SecurityBrief New Zealand - Technology news for CISOs & cybersecurity decision-makers
Story image
Stop bullying Apple around and start doing some intelligence homework
Tue, 1st Mar 2016
FYI, this story is more than a year old

It's no secret that terrorists almost always have two phones, one personal and one used to communicate with fellow terrorists and attack organisers. The San Bernardino shooters, Syed Rizwan Farook and Tashfeen Malik, apparently were no exception. They took the time to destroy and obliterate two other phones they had in their possession prior to the attacks. The damaged phones were in such bad shape that nothing reportedly was recoverable from those phones.

Following the attack, the FBI confiscated Farook's personal/work issued iPhone and that seems to have become the centrepiece of their investigation efforts. But surely there is a wealth of intelligence the FBI can go after instead of strong arming Apple's employees into writing a piece of code that potentially harms the rest of us in significant ways.

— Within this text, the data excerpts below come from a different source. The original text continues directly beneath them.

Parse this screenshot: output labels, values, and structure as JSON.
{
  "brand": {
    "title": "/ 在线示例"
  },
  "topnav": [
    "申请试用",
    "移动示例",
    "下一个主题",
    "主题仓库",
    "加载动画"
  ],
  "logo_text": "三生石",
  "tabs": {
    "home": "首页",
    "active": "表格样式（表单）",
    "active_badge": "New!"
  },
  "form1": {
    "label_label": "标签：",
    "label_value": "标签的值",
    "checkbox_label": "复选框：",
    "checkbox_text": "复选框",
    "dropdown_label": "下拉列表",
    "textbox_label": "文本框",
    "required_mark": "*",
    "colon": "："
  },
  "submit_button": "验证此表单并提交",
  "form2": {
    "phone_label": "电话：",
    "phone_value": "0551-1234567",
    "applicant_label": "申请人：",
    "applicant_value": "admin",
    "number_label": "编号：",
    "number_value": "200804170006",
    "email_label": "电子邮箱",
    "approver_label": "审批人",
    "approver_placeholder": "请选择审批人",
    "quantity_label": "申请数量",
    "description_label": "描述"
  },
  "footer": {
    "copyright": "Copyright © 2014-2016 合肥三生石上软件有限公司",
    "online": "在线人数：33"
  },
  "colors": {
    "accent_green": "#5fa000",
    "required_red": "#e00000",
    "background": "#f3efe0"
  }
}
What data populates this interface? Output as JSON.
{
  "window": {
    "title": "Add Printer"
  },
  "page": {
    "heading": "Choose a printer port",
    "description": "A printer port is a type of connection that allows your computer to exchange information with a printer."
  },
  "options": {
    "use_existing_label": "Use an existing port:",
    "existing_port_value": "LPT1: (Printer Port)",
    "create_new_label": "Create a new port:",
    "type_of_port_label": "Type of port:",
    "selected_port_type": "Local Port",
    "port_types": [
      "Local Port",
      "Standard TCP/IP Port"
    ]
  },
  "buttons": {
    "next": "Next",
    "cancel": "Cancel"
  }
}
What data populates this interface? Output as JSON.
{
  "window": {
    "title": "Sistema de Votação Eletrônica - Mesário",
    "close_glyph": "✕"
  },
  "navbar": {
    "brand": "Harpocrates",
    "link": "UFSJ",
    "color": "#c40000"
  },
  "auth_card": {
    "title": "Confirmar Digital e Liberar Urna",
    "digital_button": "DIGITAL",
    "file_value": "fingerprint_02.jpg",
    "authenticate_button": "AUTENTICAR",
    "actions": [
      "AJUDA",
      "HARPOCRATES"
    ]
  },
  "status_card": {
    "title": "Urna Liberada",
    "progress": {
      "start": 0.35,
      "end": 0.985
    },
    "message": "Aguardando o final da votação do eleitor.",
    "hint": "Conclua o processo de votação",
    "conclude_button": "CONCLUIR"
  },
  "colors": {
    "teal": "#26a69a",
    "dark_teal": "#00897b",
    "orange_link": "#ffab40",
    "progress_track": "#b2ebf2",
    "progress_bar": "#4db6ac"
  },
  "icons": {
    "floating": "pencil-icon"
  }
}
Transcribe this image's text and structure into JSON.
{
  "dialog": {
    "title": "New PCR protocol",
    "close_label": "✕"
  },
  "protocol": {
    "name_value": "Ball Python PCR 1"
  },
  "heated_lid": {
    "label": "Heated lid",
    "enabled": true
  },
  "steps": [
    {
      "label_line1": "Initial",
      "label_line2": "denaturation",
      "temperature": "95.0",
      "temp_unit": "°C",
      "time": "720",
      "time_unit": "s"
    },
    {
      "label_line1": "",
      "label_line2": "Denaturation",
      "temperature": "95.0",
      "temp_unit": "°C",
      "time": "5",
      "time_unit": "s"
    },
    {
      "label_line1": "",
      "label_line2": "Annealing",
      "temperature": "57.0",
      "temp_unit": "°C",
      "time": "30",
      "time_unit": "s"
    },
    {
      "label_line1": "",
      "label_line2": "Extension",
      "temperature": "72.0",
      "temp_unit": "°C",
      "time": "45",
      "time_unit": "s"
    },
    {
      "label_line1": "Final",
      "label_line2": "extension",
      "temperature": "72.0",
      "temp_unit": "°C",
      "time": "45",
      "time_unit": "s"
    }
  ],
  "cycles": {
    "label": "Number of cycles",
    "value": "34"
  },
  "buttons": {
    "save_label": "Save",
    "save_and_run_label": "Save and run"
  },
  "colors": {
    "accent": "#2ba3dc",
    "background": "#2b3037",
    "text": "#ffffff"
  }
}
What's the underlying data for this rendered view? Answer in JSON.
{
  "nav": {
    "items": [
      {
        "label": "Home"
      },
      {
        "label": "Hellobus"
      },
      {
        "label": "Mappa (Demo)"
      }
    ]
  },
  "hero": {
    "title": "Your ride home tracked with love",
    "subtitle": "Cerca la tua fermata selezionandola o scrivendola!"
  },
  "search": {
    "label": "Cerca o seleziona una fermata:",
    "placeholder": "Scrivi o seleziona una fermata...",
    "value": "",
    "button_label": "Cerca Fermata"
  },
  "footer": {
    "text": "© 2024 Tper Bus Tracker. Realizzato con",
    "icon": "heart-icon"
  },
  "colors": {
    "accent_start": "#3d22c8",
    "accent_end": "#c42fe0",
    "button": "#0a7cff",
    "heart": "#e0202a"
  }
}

The FBI does in fact know the phone number of the shooter's personal/work-issued iPhone, and its agents can obtain location and cellular records on other phones that traveled alongside that iPhone as the terrorists moved around. (It can be reasonably assumed that the San Bernardino terrorists carried both their personal and ‘work' phones on them together at the same time, most of the time for the mere sake of convenience).

Here's how one former intelligence officer explained to me the manner in which this data could be mined.

Imagine this scenario:

a) The San Bernardino terrorist attack takes place and investigators scan back through historical data to identify all the perpetrators – i.e. not just the shooters themselves but any other persons they may have collaborated or associated with.

b) The investigators assume that the attackers used dedicated communications devices (as is reasonable to assume in this case, given they destroyed two other phones before the attack) that can be verified as an ‘operational device' as they would have shown some indicative pattern; very few communications, always to the same numbers, short communications, etc.

c) Investigators could also assume that the shooters visited the attack site at least once before they launched the attack, probably simulating the day and hour of the actual terror strike.

d) Finally the investigators could assume that at some point before the attack – usually a few hours – the shooters turned off their operational devices and stopped communications.

A good investigator could take the assumptions above and then go scan cellular network records (which they already have the right to obtain) to try and find this assumed pattern of behaviour – starting with the shooter's iPhone as an anchor data element. Using data mining and various algorithms, they could pinpoint the attackers' communications and discover the network of individuals they communicated with, some of which no doubt would be the collaborators the FBI and the rest of us are so eager to find. (For whatever it is worth, I doubt very much Farook left a trail of any collaborators on his work/personal iPhone when he went to the trouble to smash two other phones he possessed into smithereens before his attack).

There is in fact lots of data available to the FBI even if they can't read the actual contents of the terrorists' communications, for example if they were encrypted or if some of them are actually on Farook's personal iPhone that Apple will not help unlock. In fact I've been told many times that reading lots of communications in the form of emails and chats, or listening to lots of phone calls, can be very time consuming for an investigation and is generally not worth the effort unless an investigator knows exactly which communications to read or listen to.

Instead, using the cellular network data, the FBI and its agents can discover the communications between Farook's and his wife's various phones, and discover the patterns of communications that indicate the linkages with other fellow terrorists and sympathisers. The law enforcement agents can also link the various IP addresses or phone numbers/devices that are discovered to other information they can cull from other sources.

For example, by establishing these linkages, they could discover a chat room or forum where the terrorists meet to collaborate and they could cull the logs from those forums to look for patterns and meaningful information that might indicate prominent actors involved in the actual attacks. The former intelligence officer that explained all this to me also told me many months ago that it's best to focus on and analyse network behaviour and not the actual content of communications, since the content is ‘a waste of time with the volume of noise vs signals in them.'

Intelligence has become a data science job. Here's how my colleague summed it up: “the daily challenge of the modern intelligence officer is to link data coming from human intelligence, signal intelligence, visual intelligence, financial intelligence, cyber intelligence… in part to make up for gaps that encrypted data communications and lack of associated metadata creates.” This is predicated on the human ability to mine the data, and the machines' abilities to bring all kinds of data together with advanced algorithms and analytics running on top of it.

There's plenty of data out there for the FBI to work with. I wish they would stop bullying Apple and the technology industry around and spend their time and energy instead on figuring out how to rise to the challenge.